The familiar Shamal wind often blows down the Gulf during the winter, particularly when the eastern Mediterranean whips up a storm, as has happened in the last few days.

Qatar is exposed to the Shamal, a wind from the northwest quarter, and on Saturday morning, the speed was reported at 56kph.

Visibility in the capital, Doha, was reduced to 1500 metres and the Gulf waters showed the ‘white horses’ of a choppy surface.

At the same time, some 665km to the east, Al Maktoum International Airport, in the United Arab Emirates, was reporting a wind in an almost opposite direction, a southerly, at 43kph and a visibility of only 300m in a sandstorm.

Between the two is a discontinuity in the atmosphere, which you could call a cold front, thrown down from eastern Europe, across the Levant, leaving snow in its wake and dropping the temperature, as a cold front should, by some 10 degrees C.

Riyadh felt the first effects of this cold surge on Wednesday, with a sudden swing and increase in the wind, and the big drop in temperature.

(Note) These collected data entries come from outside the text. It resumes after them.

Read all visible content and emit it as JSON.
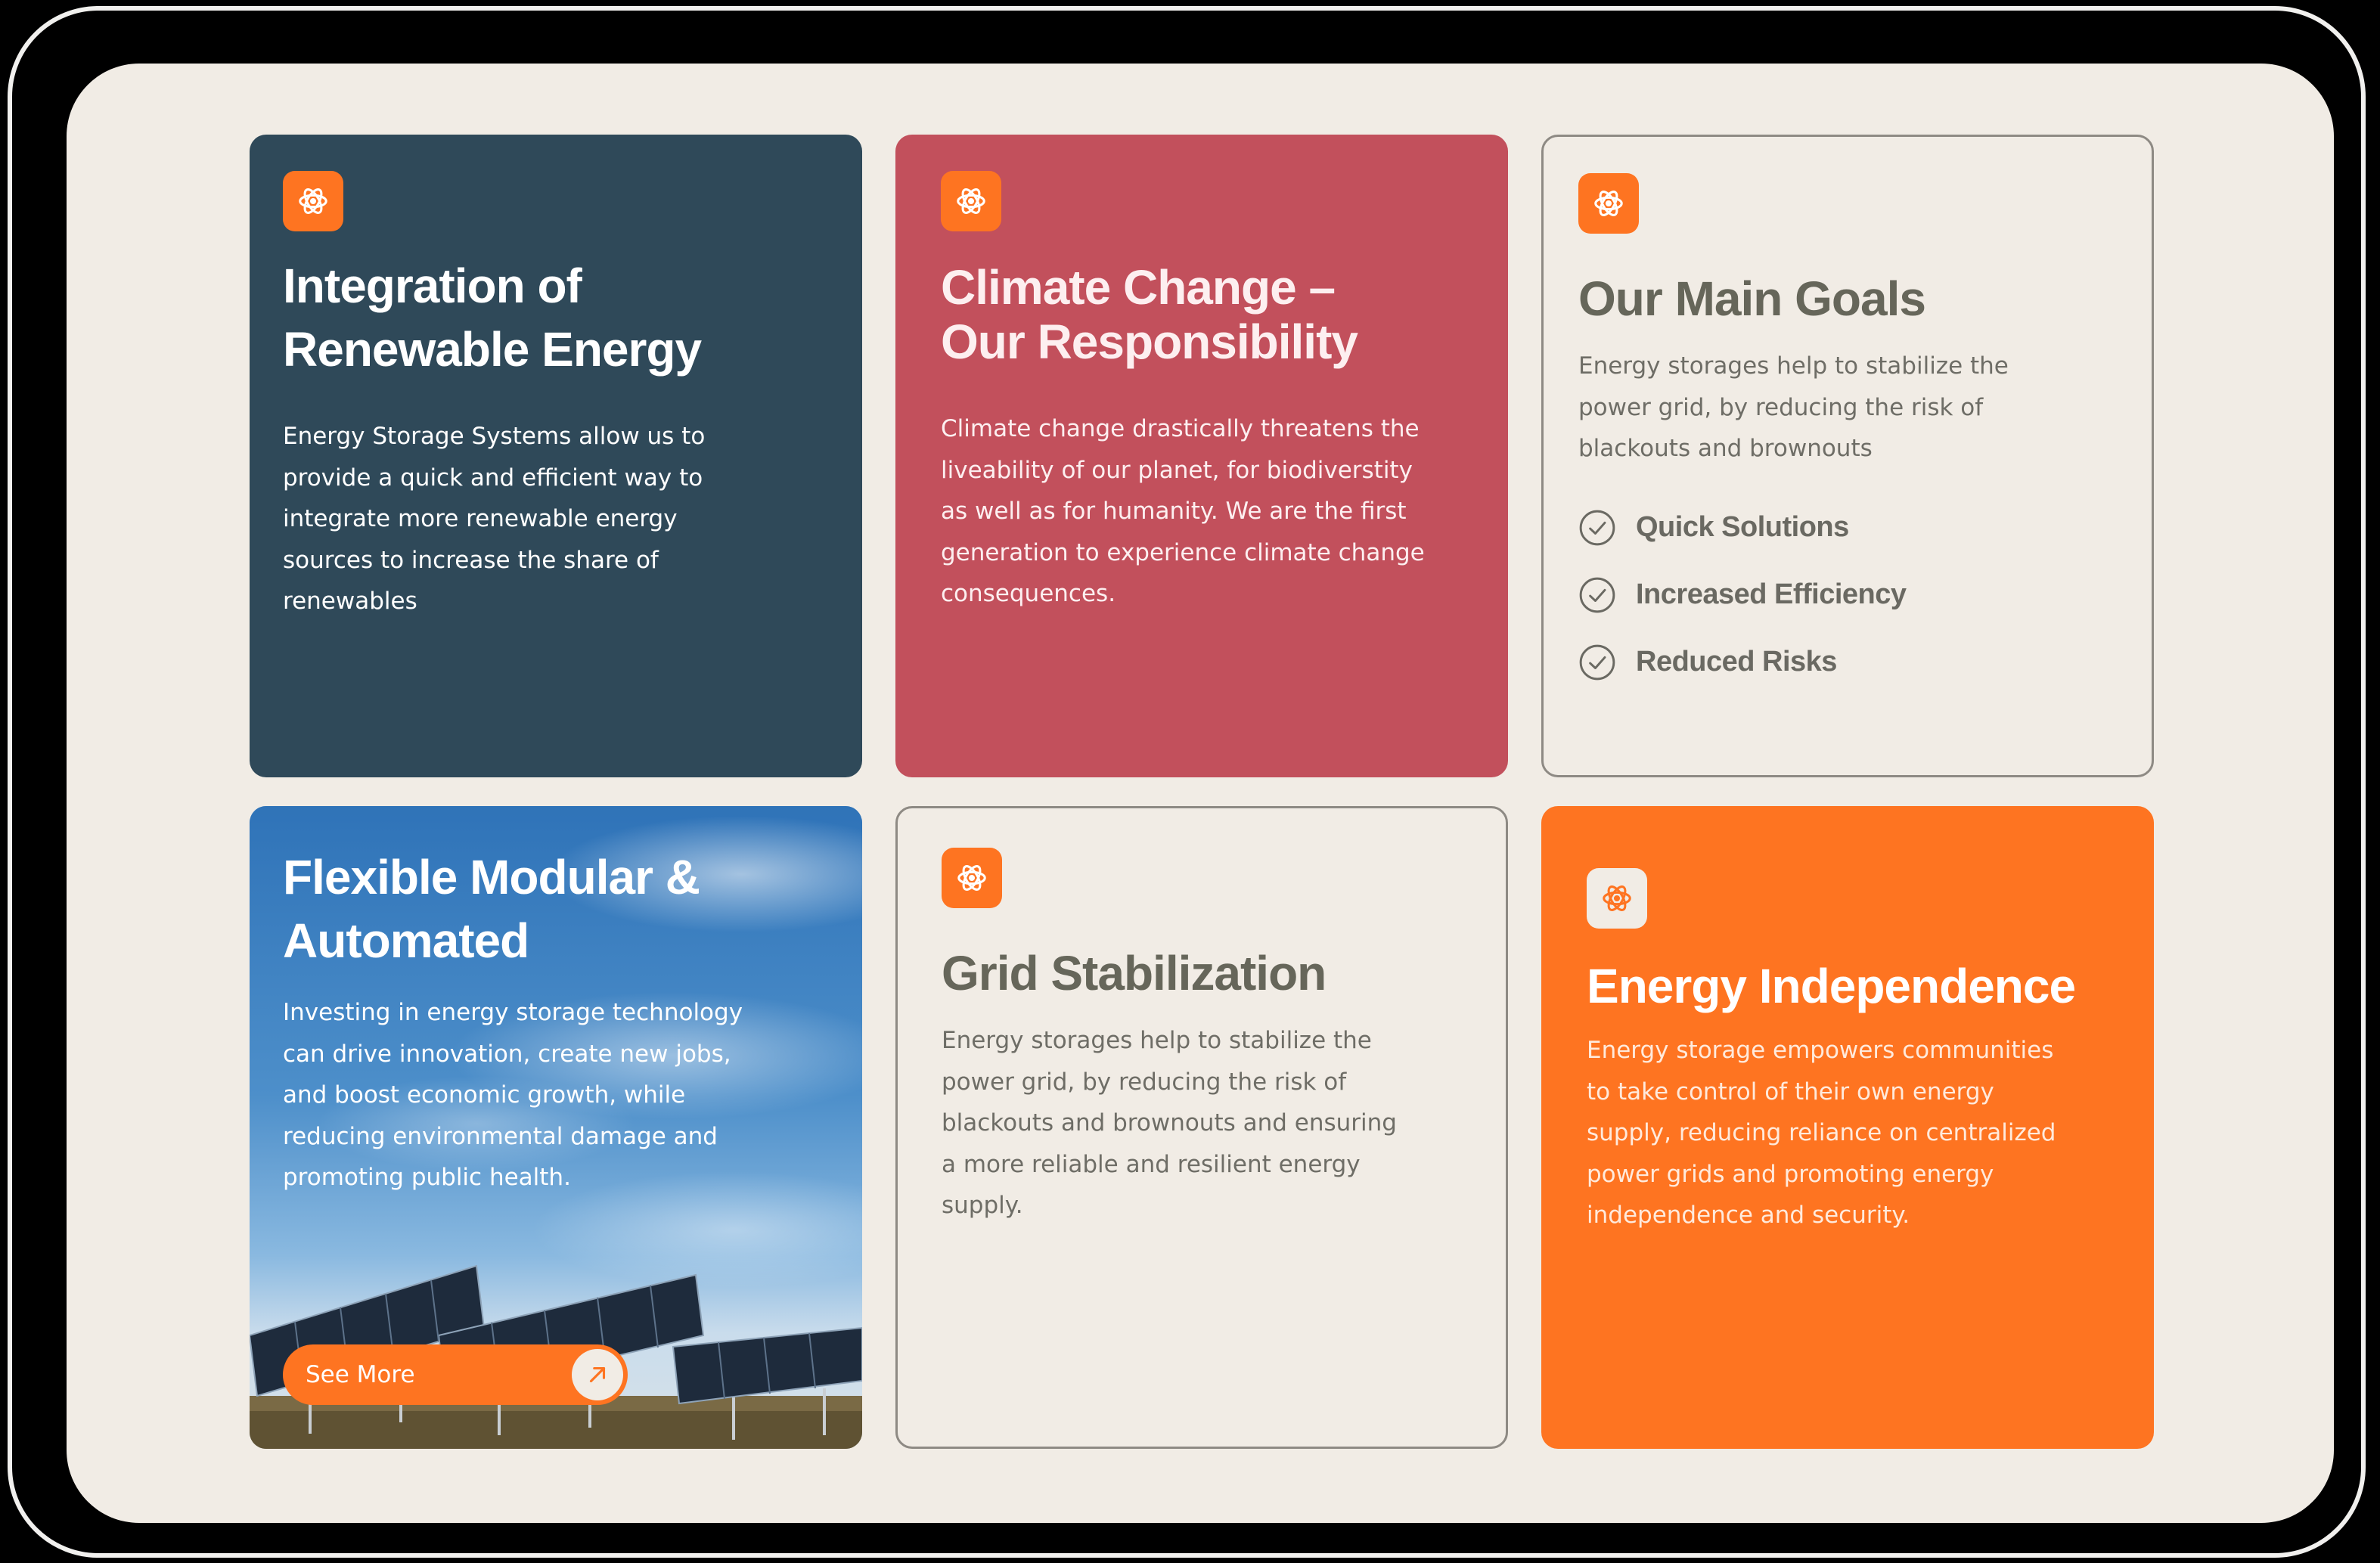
{
  "cards": {
    "renewable": {
      "title_line1": "Integration of",
      "title_line2": "Renewable Energy",
      "body": [
        "Energy Storage Systems allow us to",
        "provide a quick and efficient way to",
        "integrate more renewable energy",
        "sources to increase the share of",
        "renewables"
      ],
      "icon": "atom-icon"
    },
    "climate": {
      "title_line1": "Climate Change –",
      "title_line2": "Our Responsibility",
      "body": [
        "Climate change drastically threatens the",
        "liveability of our planet, for biodiverstity",
        "as well as for humanity. We are the first",
        "generation to experience climate change",
        "consequences."
      ],
      "icon": "atom-icon"
    },
    "goals": {
      "title": "Our Main Goals",
      "body": [
        "Energy storages help to stabilize the",
        "power grid, by reducing the risk of",
        "blackouts and brownouts"
      ],
      "items": [
        "Quick Solutions",
        "Increased Efficiency",
        "Reduced Risks"
      ],
      "item_icon": "check-circle-icon",
      "icon": "atom-icon"
    },
    "modular": {
      "title_line1": "Flexible Modular &",
      "title_line2": "Automated",
      "body": [
        "Investing in energy storage technology",
        "can drive innovation, create new jobs,",
        "and boost economic growth, while",
        "reducing environmental damage and",
        "promoting public health."
      ],
      "button_label": "See More",
      "button_icon": "arrow-up-right-icon",
      "background": "solar-panel-field-photo"
    },
    "grid": {
      "title": "Grid Stabilization",
      "body": [
        "Energy storages help to stabilize the",
        "power grid, by reducing the risk of",
        "blackouts and brownouts and ensuring",
        "a more reliable and resilient energy",
        "supply."
      ],
      "icon": "atom-icon"
    },
    "independence": {
      "title": "Energy Independence",
      "body": [
        "Energy storage empowers communities",
        "to take control of their own energy",
        "supply, reducing reliance on centralized",
        "power grids and promoting energy",
        "independence and security."
      ],
      "icon": "atom-icon"
    }
  },
  "colors": {
    "accent": "#fe7421",
    "dark_card": "#2f4959",
    "red_card": "#c2505c",
    "background": "#f1ece5",
    "muted_text": "#66665a"
  }
}
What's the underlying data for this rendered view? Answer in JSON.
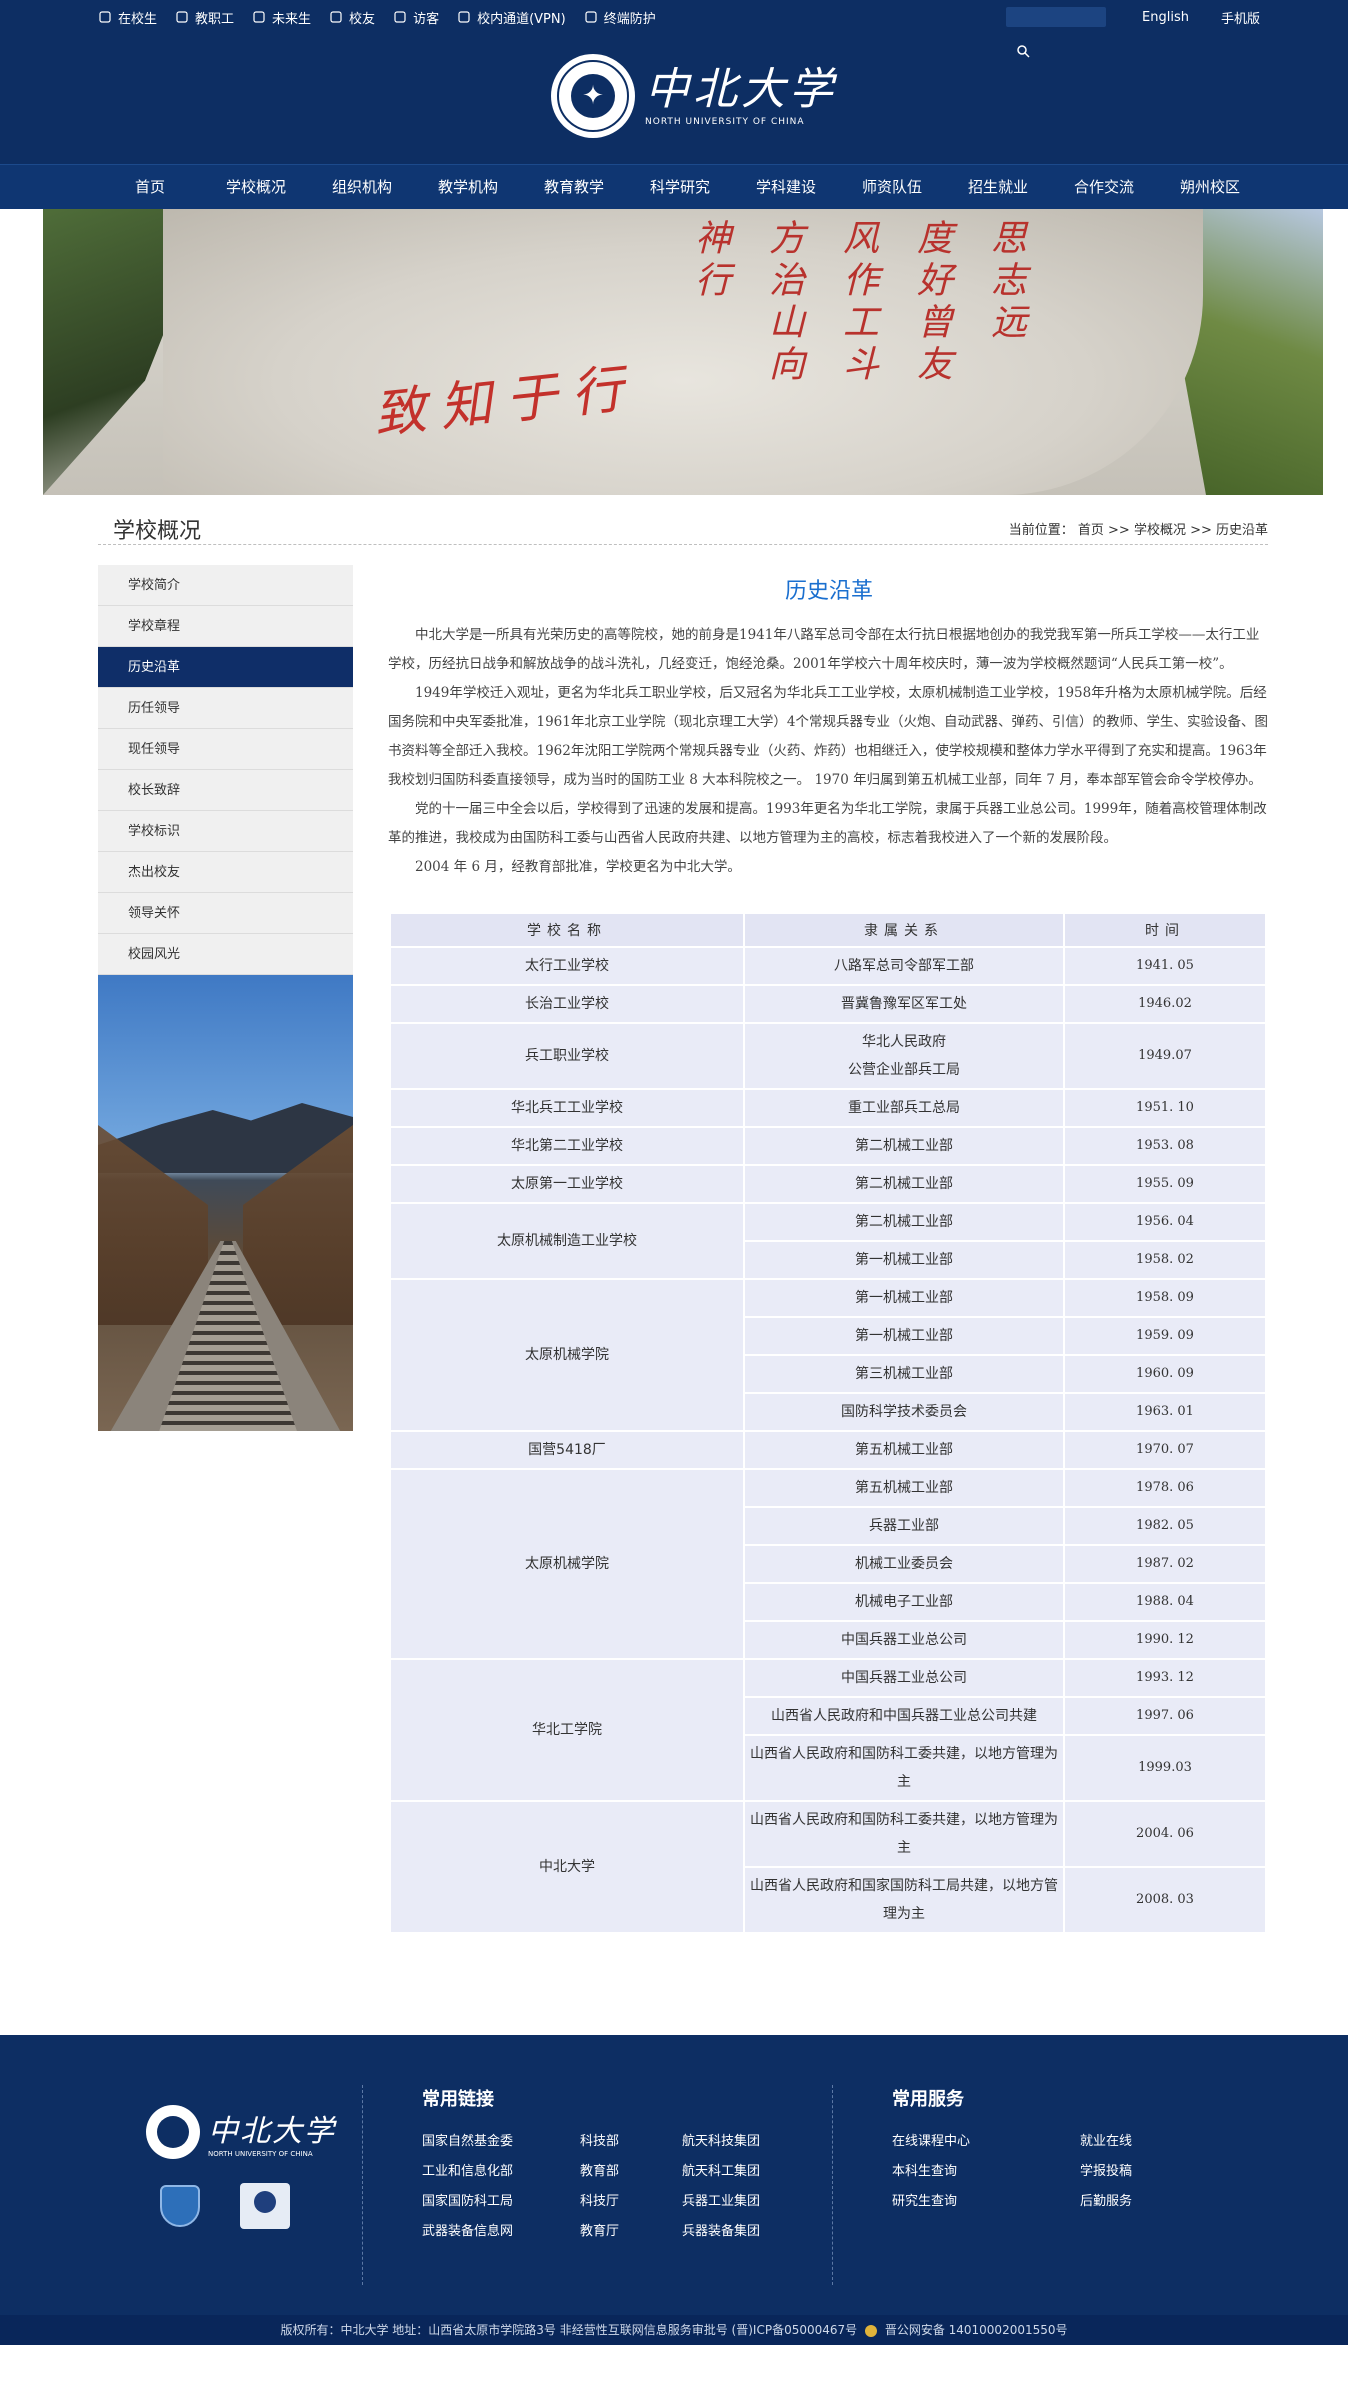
{
  "topbar": {
    "links": [
      "在校生",
      "教职工",
      "未来生",
      "校友",
      "访客",
      "校内通道(VPN)",
      "终端防护"
    ],
    "right_links": [
      "English",
      "手机版"
    ]
  },
  "logo": {
    "cn": "中北大学",
    "en": "NORTH UNIVERSITY OF CHINA"
  },
  "nav": [
    "首页",
    "学校概况",
    "组织机构",
    "教学机构",
    "教育教学",
    "科学研究",
    "学科建设",
    "师资队伍",
    "招生就业",
    "合作交流",
    "朔州校区"
  ],
  "banner": {
    "carve": "致知于行",
    "poem_cols": [
      "神行",
      "方治山向",
      "风作工斗",
      "度好曾友",
      "思志远"
    ]
  },
  "section": {
    "title": "学校概况",
    "breadcrumb": "当前位置： 首页 >> 学校概况 >> 历史沿革"
  },
  "sidebar": [
    "学校简介",
    "学校章程",
    "历史沿革",
    "历任领导",
    "现任领导",
    "校长致辞",
    "学校标识",
    "杰出校友",
    "领导关怀",
    "校园风光"
  ],
  "content": {
    "title": "历史沿革",
    "paragraphs": [
      "中北大学是一所具有光荣历史的高等院校，她的前身是1941年八路军总司令部在太行抗日根据地创办的我党我军第一所兵工学校——太行工业学校，历经抗日战争和解放战争的战斗洗礼，几经变迁，饱经沧桑。2001年学校六十周年校庆时，薄一波为学校概然题词“人民兵工第一校”。",
      "1949年学校迁入观址，更名为华北兵工职业学校，后又冠名为华北兵工工业学校，太原机械制造工业学校，1958年升格为太原机械学院。后经国务院和中央军委批准，1961年北京工业学院（现北京理工大学）4个常规兵器专业（火炮、自动武器、弹药、引信）的教师、学生、实验设备、图书资料等全部迁入我校。1962年沈阳工学院两个常规兵器专业（火药、炸药）也相继迁入，使学校规模和整体力学水平得到了充实和提高。1963年我校划归国防科委直接领导，成为当时的国防工业 8 大本科院校之一。 1970 年归属到第五机械工业部，同年 7 月，奉本部军管会命令学校停办。",
      "党的十一届三中全会以后，学校得到了迅速的发展和提高。1993年更名为华北工学院，隶属于兵器工业总公司。1999年，随着高校管理体制改革的推进，我校成为由国防科工委与山西省人民政府共建、以地方管理为主的高校，标志着我校进入了一个新的发展阶段。",
      "2004 年 6 月，经教育部批准，学校更名为中北大学。"
    ]
  },
  "table": {
    "headers": [
      "学校名称",
      "隶属关系",
      "时间"
    ],
    "groups": [
      {
        "name": "太行工业学校",
        "rows": [
          {
            "aff": "八路军总司令部军工部",
            "time": "1941. 05"
          }
        ]
      },
      {
        "name": "长治工业学校",
        "rows": [
          {
            "aff": "晋冀鲁豫军区军工处",
            "time": "1946.02"
          }
        ]
      },
      {
        "name": "兵工职业学校",
        "rows": [
          {
            "aff": "华北人民政府\n公营企业部兵工局",
            "time": "1949.07"
          }
        ]
      },
      {
        "name": "华北兵工工业学校",
        "rows": [
          {
            "aff": "重工业部兵工总局",
            "time": "1951. 10"
          }
        ]
      },
      {
        "name": "华北第二工业学校",
        "rows": [
          {
            "aff": "第二机械工业部",
            "time": "1953. 08"
          }
        ]
      },
      {
        "name": "太原第一工业学校",
        "rows": [
          {
            "aff": "第二机械工业部",
            "time": "1955. 09"
          }
        ]
      },
      {
        "name": "太原机械制造工业学校",
        "rows": [
          {
            "aff": "第二机械工业部",
            "time": "1956. 04"
          },
          {
            "aff": "第一机械工业部",
            "time": "1958. 02"
          }
        ]
      },
      {
        "name": "太原机械学院",
        "rows": [
          {
            "aff": "第一机械工业部",
            "time": "1958. 09"
          },
          {
            "aff": "第一机械工业部",
            "time": "1959. 09"
          },
          {
            "aff": "第三机械工业部",
            "time": "1960. 09"
          },
          {
            "aff": "国防科学技术委员会",
            "time": "1963. 01"
          }
        ]
      },
      {
        "name": "国营5418厂",
        "rows": [
          {
            "aff": "第五机械工业部",
            "time": "1970. 07"
          }
        ]
      },
      {
        "name": "太原机械学院",
        "rows": [
          {
            "aff": "第五机械工业部",
            "time": "1978. 06"
          },
          {
            "aff": "兵器工业部",
            "time": "1982. 05"
          },
          {
            "aff": "机械工业委员会",
            "time": "1987. 02"
          },
          {
            "aff": "机械电子工业部",
            "time": "1988. 04"
          },
          {
            "aff": "中国兵器工业总公司",
            "time": "1990. 12"
          }
        ]
      },
      {
        "name": "华北工学院",
        "rows": [
          {
            "aff": "中国兵器工业总公司",
            "time": "1993. 12"
          },
          {
            "aff": "山西省人民政府和中国兵器工业总公司共建",
            "time": "1997. 06"
          },
          {
            "aff": "山西省人民政府和国防科工委共建，以地方管理为主",
            "time": "1999.03"
          }
        ]
      },
      {
        "name": "中北大学",
        "rows": [
          {
            "aff": "山西省人民政府和国防科工委共建，以地方管理为主",
            "time": "2004. 06"
          },
          {
            "aff": "山西省人民政府和国家国防科工局共建，以地方管理为主",
            "time": "2008. 03"
          }
        ]
      }
    ]
  },
  "footer": {
    "links_title": "常用链接",
    "links": [
      "国家自然基金委",
      "科技部",
      "航天科技集团",
      "工业和信息化部",
      "教育部",
      "航天科工集团",
      "国家国防科工局",
      "科技厅",
      "兵器工业集团",
      "武器装备信息网",
      "教育厅",
      "兵器装备集团"
    ],
    "services_title": "常用服务",
    "services": [
      "在线课程中心",
      "就业在线",
      "本科生查询",
      "学报投稿",
      "研究生查询",
      "后勤服务"
    ],
    "copyright": "版权所有：中北大学    地址：山西省太原市学院路3号    非经营性互联网信息服务审批号 (晋)ICP备05000467号",
    "police": "晋公网安备 14010002001550号"
  },
  "colors": {
    "brand": "#0d2e63",
    "accent": "#1a6fcf",
    "table_cell": "#e9ebf7"
  }
}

A yemperatures of over 30C on Wednesday was replaced by 25C as a maximum for Thursday. By Saturday morning, a regeneration of this zone of weather brought a little rain to the Saudi capital.

After Doha hit 34C on Friday, it will be a struggle to get much above 24C on Saturday as the Shamal cooling remains quite pronounced. In contrast, the wind over the UAE is much warmer and contains more moisture.

When this warm, moist wind, the Kaus, meets the colder, drier wind, the Shamal, it will do so dramatically, and may well bring thunderstorms to Dubai, or Abu Dhabi, or, once again, Ras Al Khaimah on Saturday night or Sunday. Quite possibly all three cities will benefit.